1871’deki büyük Chicago yangınında ilk defa buharlı itfaiye araçları kullanılmış, 20.yüzyılın başlarında ise atların çektiği itfaiye arabalarının yerini içten yanmalı motorlarla çalışan araçlar almıştır. Bu araçlar 300 metre uzunluğundaki hortum ve su bulunmayan yerlerde su tankı ile donatılmışlardır. Daha sonra geliştirilen merdiven sistemi ve basınçlı su üniteleri ile teçhizatta ilerleme sağlanmıştır. 1958’de Chicago itfaiyesinin geliştirdiği bir sistem ile itfaiye teşkilatı, salt yangın söndürmeden öte kurtarma (kesici enkaz kaldırma aletleri, gaz maskeleri, O2 maskeleri, ışıklandırma ve kapalı yerdeki dumanı boşaltma sistemleri vb.) faaliyetlerini de geliştirmiştir.

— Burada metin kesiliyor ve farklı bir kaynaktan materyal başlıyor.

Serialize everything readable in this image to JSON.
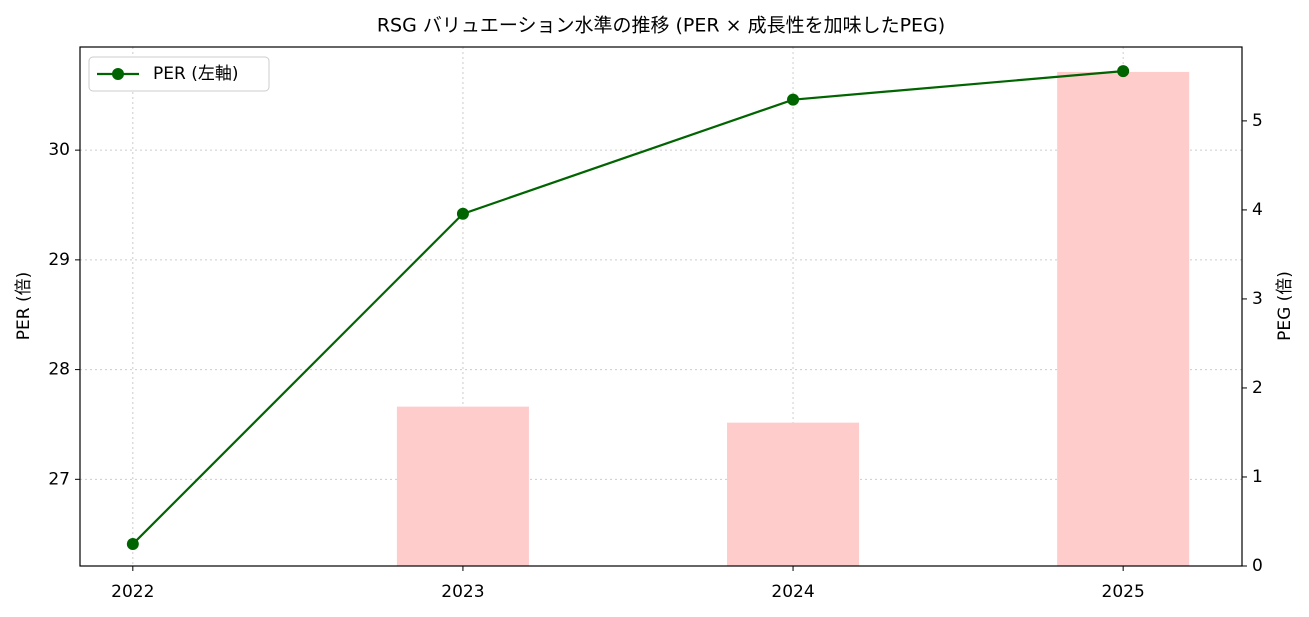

Günümüzde, gelişmiş ülkelerde itfaiye teşkilatları, her türlü kurtarma faaliyetlerinde bulunmak üzere eğitilmektedirler.
Ankara İtfaiyesinin Bugünü;
Ankara itfaiye teşkilatının kuruluş tarihi kesin olarak bilinmemekle birlikte bu konuda tek belge 19 Haziran 1338 (1922) tarihli ve Ankara Belediye Dairesi’nce Osman Zeki Bey’e verilmiş olan bir takdirnamedir. Bu takdirnamede açıklandığına göre Ankara’da ilk itfaiye teşkilatı 1922 yılı başlarında kurtuluş savaşı içerisinde “Müstakil İtfaiye Bölüğü” adı ile askeri bir örgüt şeklinde ve Osman Zeki Bey kumandasında bugünkü adının verilmesine neden olan itfaiye meydanında kurulmuştur.
Ankara İtfaiye Müdürlüğü, halen 70 personel ve modern cihazlarla techiz edilmiş ekipmanı ile Ankara’lılara hizmet vermektedir.
Yangın söndürme konusunda dünya standartlarını bugünden yaşayan Ankara İtfaiyesi, trafik kazaları ve boğulma olaylarında ilkyardım ve cankurtarma alanlarında personelinin eğitimini sağlamak çabası içerisindedir.
Ayrıca son teknoloji ile techiz edilmiş eğitim galerisi, köpük kulesi ve kurtarma şnorker, kumanda merkezli otobüs (depremlerde veya kazalarda enkaz altında kalan canlıları tespit edebilen sistemleri ile) imkanlarına sahiptir.
Çevresi gölet ve barajlarla dolu olan Ankara’da meydana gelen boğulma olayları da küçümsenmeyecek düzeydedir. Bu alandaki tüm arama ve kurtarma faaliyetleri bugüne kadar sualtı sporları federasyonuna bağlı dalgıçlar tarafından yürütülmekteydi. Ankara itfaiyesinin modern çağdaki görevleri arasında suda arama ve kurtarmanın olası gerekliliği dikkate alınarak SCSPF eğitmenleri tarafından 6 kişilik bir dalış timinin birinci aşama bir yıldız balıkadam eğitimi tamamlanmıştır. Dalış timi asgari üç yıldız dalıcı (tecrübeli balıkadam) seviyesine kadar eğitimin sürdürecektir.
Bu eğitimin tamamlanmasına müteakip, Ankara İtfaiye Müdürlüğü modern ekipmanlarla techiz edilmiş dalgıç ekibine de kavuşmuş olacaktır.
Ankara İtfaiye Teşkilatı içinde bir dalgıç ekibinin oluşturulması uzun süre gündemde yer almıştır. Ancak, Ankara İtfaiye Müdürü Faruk Kurutuz ve ekibinin kararlılığı ile Sualtı Sporları Federasyonu'nun özverili eğitmenleri ve teknik imkanları bu eğitimin başarılı sonuçlanmasını sağlamıştır.